Regulation of gonadotropin receptors, gonadotropin responsiveness, and cell multiplication by somatomedin-C and insulin in cultured pig Leydig cells

We have investigated the effects of insulin and somatomedin-C/insulinlike growth factor I(Sm-C) in purified porcine Leydig cells in vitro on gonadotrophins (hCG) receptor number, hCG responsiveness (cAMP and testosterone production), and thymidine incorporation into DNA. Leydig cells cultured in a serum-free medium containing transferrin, vitamin E, and insulin (5 micrograms/ml) maintained fairly constant both hCG receptors and hCG responsiveness. When they were cultured for 3 days in the same medium without insulin, there was a dramatic decline (more than 80%) in both hCG receptor number and hCG responsiveness. However the cAMP but not the testosterone response to forskolin was normal.

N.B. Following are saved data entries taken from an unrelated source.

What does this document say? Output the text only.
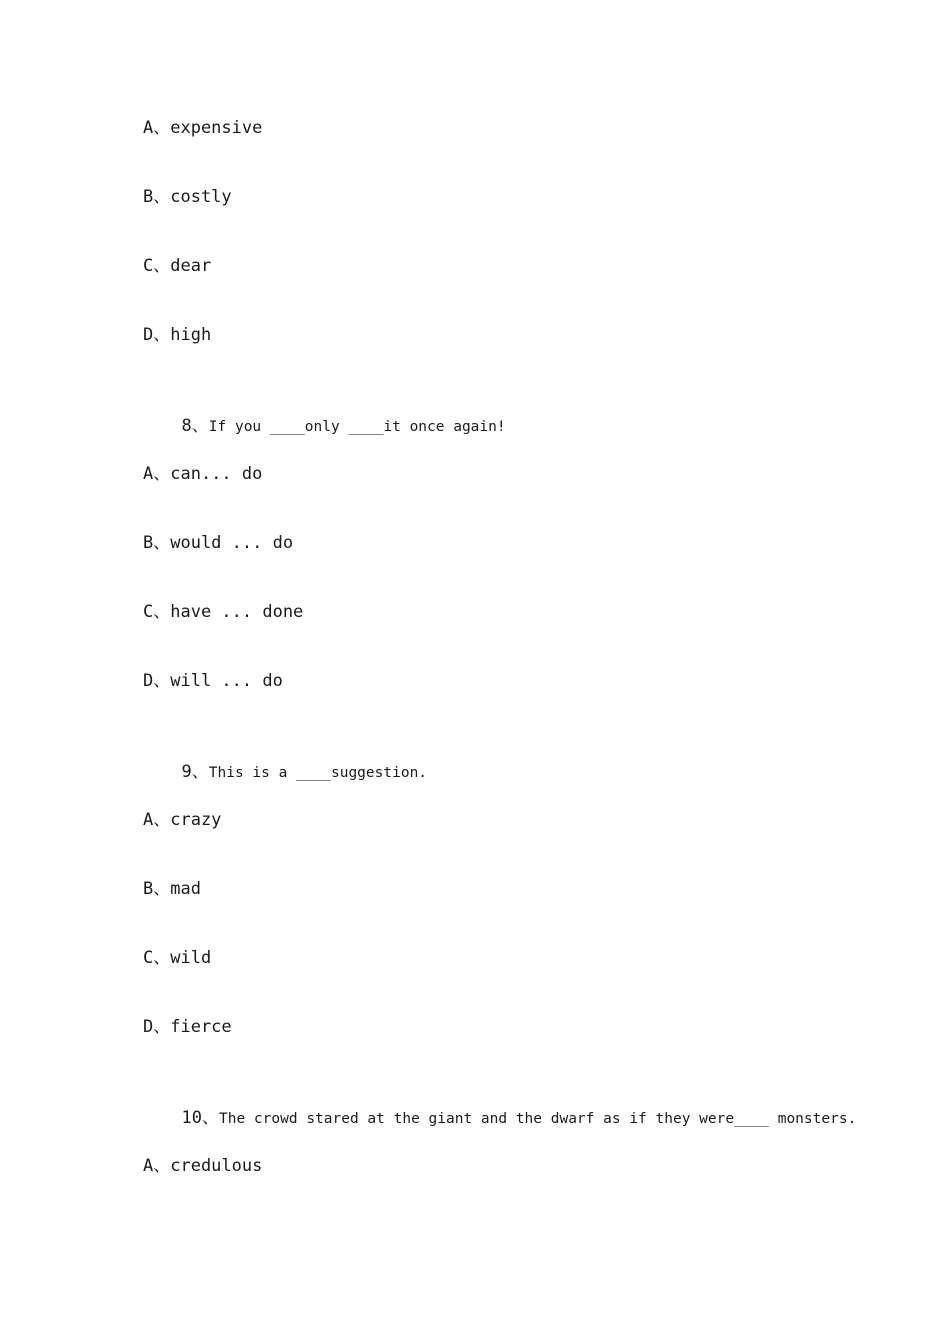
A、expensive
B、costly
C、dear
D、high

8、If you ____only ____it once again!

A、can... do
B、would ... do
C、have ... done
D、will ... do

9、This is a ____suggestion.

A、crazy
B、mad
C、wild
D、fierce

10、The crowd stared at the giant and the dwarf as if they were____ monsters.

A、credulous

Both insulin and Sm-C at nanomolar concentrations prevent the decline of both hCG receptors and hCG-induced cAMP production. This effect of both peptides was dose dependent with an ED50 of about 1 ng/ml and 5 ng/ml for SM-C and insulin, respectively. Insulin and Sm-C had no additive effect on these parameters. At nanomolar concentrations, Sm-C and insulin enhanced hCG-induced testosterone production but the effect of Sm-C was significantly higher than that of insulin. However, the effect of insulin at higher concentrations (5 micrograms/ml) was significantly higher than that of Sm-C at 50 ng/ml. In contrast, at nanomolar concentrations only Sm-C stimulated [3H]-thymidine incorporation into DNA and cell multiplication, the stimulatory effect of insulin on these parameters, was seen only at micromolar concentrations. These results indicate that both Sm-C and insulin acting through their own receptors increase Leydig cell steroidogenic responsiveness to hCG by increasing hCG receptor number and improving some step beyond cAMP formation. In contrast, the mitogenic effects of insulin are mediated only through Sm-C receptors.